Le système actuel, souvent trop rigide, doit évoluer vers une approche qui combine la justice rétributive avec la justice réparatrice. La justice rétributive est une justice qui implique que le criminel reçoit une peine proportionnelle au méfait qu’il a commis : si une discrimination est dirigé contre personne à mobilité réduite, l’auteur de cette discrimination se verra imposer un travail d’intêret général auprès de personnes en situation de handicape. Une justive réparatrice vise plutôt à encourager les criminels à assumer les conséquence de leurs actes, par exemple au travers d’un remboursement d’un bien volé. Il ne s’agit pas d’atténuer les peines de façon systématique, mais d’offrir une réponse plus adaptée aux situations complexes où les bourreaux d’un jour ont été les victimes pendant des années. Une justice qui intègre pleinement les traumatismes psychologiques permettrait non seulement de punir les crimes, mais aussi d’adresser les causes profondes, ouvrant ainsi une voie vers la guérison et la réhabilitation des individus concernés.

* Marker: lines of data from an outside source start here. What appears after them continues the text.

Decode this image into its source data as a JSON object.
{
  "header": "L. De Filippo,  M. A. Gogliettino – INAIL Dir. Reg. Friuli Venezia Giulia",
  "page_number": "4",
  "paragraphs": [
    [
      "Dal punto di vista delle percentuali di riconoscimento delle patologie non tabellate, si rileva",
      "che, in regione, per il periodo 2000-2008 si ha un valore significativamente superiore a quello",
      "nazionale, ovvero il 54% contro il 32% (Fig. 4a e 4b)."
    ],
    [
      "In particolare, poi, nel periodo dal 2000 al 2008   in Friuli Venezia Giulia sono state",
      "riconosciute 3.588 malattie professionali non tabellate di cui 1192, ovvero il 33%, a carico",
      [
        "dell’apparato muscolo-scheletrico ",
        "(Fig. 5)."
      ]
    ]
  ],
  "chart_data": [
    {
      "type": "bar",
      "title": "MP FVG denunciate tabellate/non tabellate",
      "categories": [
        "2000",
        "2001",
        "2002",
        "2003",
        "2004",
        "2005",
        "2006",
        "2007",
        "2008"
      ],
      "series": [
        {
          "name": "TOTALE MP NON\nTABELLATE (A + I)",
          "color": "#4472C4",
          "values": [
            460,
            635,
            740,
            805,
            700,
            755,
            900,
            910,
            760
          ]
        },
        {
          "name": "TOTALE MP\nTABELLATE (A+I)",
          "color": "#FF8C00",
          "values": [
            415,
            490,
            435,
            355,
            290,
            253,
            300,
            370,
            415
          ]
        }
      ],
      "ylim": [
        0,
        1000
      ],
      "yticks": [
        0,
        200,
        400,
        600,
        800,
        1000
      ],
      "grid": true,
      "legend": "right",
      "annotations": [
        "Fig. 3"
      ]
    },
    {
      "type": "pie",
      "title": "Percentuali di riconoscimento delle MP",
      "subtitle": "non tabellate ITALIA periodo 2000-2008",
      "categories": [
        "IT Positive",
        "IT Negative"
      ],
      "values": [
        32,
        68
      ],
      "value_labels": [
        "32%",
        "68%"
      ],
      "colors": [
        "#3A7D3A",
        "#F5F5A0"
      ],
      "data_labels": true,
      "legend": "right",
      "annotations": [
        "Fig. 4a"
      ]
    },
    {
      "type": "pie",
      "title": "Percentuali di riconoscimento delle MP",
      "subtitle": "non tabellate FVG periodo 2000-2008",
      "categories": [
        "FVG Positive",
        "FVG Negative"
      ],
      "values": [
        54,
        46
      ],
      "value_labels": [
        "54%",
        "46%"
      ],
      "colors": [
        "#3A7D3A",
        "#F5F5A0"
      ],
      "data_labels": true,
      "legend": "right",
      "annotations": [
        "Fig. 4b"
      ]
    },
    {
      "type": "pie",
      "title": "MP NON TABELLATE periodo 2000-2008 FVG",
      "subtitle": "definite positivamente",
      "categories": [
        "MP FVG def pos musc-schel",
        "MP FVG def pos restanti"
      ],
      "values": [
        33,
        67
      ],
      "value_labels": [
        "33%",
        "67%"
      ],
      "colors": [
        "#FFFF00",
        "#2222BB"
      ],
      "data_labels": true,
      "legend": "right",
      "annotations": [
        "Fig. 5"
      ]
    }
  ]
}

Enfin, traiter différemment les hommes et les femmes victimes dans les affaires criminelles présente un réel danger pour la crédibilité et l’équité de la justice. Lorsqu’un système judiciaire applique des standards distincts en fonction du genre, il perpétue des stéréotypes qui nuisent à la perception d’impartialité. Les femmes, souvent vues comme vulnérables ou manipulées, bénéficient parfois de jugements plus cléments, tandis que les hommes, perçus comme plus forts ou dangereux, sont jugés avec plus de sévérité. Cela crée un déséquilibre dans la reconnaissance des souffrances psychologiques et physiques subies, indépendamment du genre. Bien que les exemples des frères Menendez et de Gypsy Rose Blanchard proviennent des États-Unis, ces biais de genre existent dans de nombreux systèmes judiciaires à travers le monde. Cette disparité de traitement peut nuire à la confiance publique dans la justice et envoyer un message erroné : les victimes masculines d’abus sont moins dignes d’empathie ou de compréhension, et les femmes accusées bénéficient de circonstances atténuantes automatiques. Un tel schéma renforce des idées préconçues injustes et donne l’image d’une justice inégale, qui traite les affaires en fonction de préjugés sociaux, et non sur la base des faits et des souffrances individuelles.